If we're in the desperately-want-a-connection mode, and we already have a connection, great, we just send the message. If we're currently trying to make a connection, ok, we just wait for that to succeed or fail. If we've never tried to make a connection, then we should definitely start trying to make one right away. If we've tried to make a connection and failed, now that's where things are more interesting, because if we try right away, we're likely to run into whatever the problem was that caused the previous attempt to break. So we should wait a little while, but not too long, and definitely not wait a fixed period of time because if a thousand of us were all connected to the same peer and they disconnected, and then all of us try to reconnect exactly 2.0 seconds later, then we're likely to overwhelm something, so it'd be better if we introduce some jitter. And we should probably increase the delay after each failed reconnection attempt because with each failure it's less and less likely that our reconnect will work. But put a cap on the delay so we don't end up waiting forever.

Also, if all of our connections have dropped at the same time, then our own host's network is probably offline (i.e. the laptop we're living on was closed and moved and reopened, and we just woke up and noticed all the sockets went away). When the first one gets reconnected, it might be a good idea to trigger the rest to try again soon, instead of waiting for their own timers. For Tahoe-LAFS, this saved us from sitting around in a partially-connected state for a long time, which would have caused us to store shares in too few places and miss our reliability goals.

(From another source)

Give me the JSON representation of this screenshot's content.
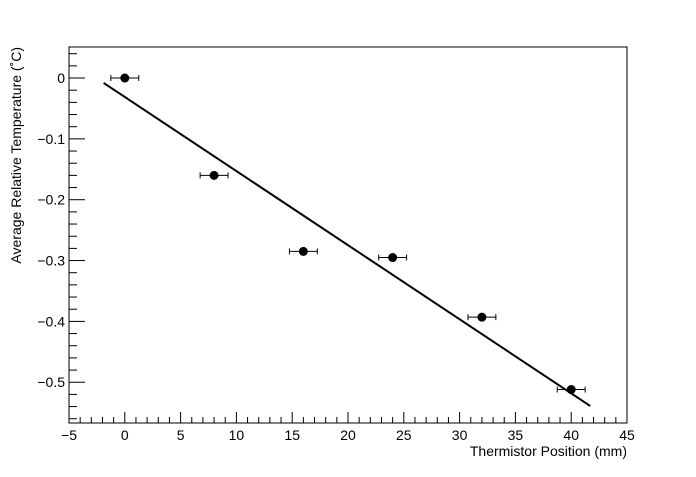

The state machine which manages this sort of backoff-reconnector currently lives in our vat's comms library, and it's currently really simplistic. The only serious consequence for us right now is that the stdout logs get kind of noisy. In the long run, it'd be great if libp2p had some sort of "please try to maintain a connection" feature, in which a callback was fired each time a new connection is established, and libp2p managed the timeouts and state machines for us.

thanks!

jacobheun commented 5 years ago

We recently release 0.24 for libp2p, which includes state machine additions for libp2p and the switch. It also exposes a new dial method, which calls back with a state machine of the connection. Our goal here is to provide more support for users to be able to hook into the individual connections more. We also are going to be working on leveraging these changes with the Connection Manager to handle the backoffs internally in libp2p.

In the long run, it'd be great if libp2p had some sort of "please try to maintain a connection" feature, in which a callback was fired each time a new connection is established

Both go and js libp2p implementations are looking at how we can improve this and prioritize certain connections, so that for particular nodes we can work to maintain that connection. We are also working on reviewing the libp2p APIs in addition to supporting Async Iterators, which could help us improve support for returning new connections as they're established.

In regards to Ed25519 keys, we are close to having support for them released, we're just working through a minor issue with the compatibility of the various keys. This should be released in the next few weeks, I'll follow up here once that's available.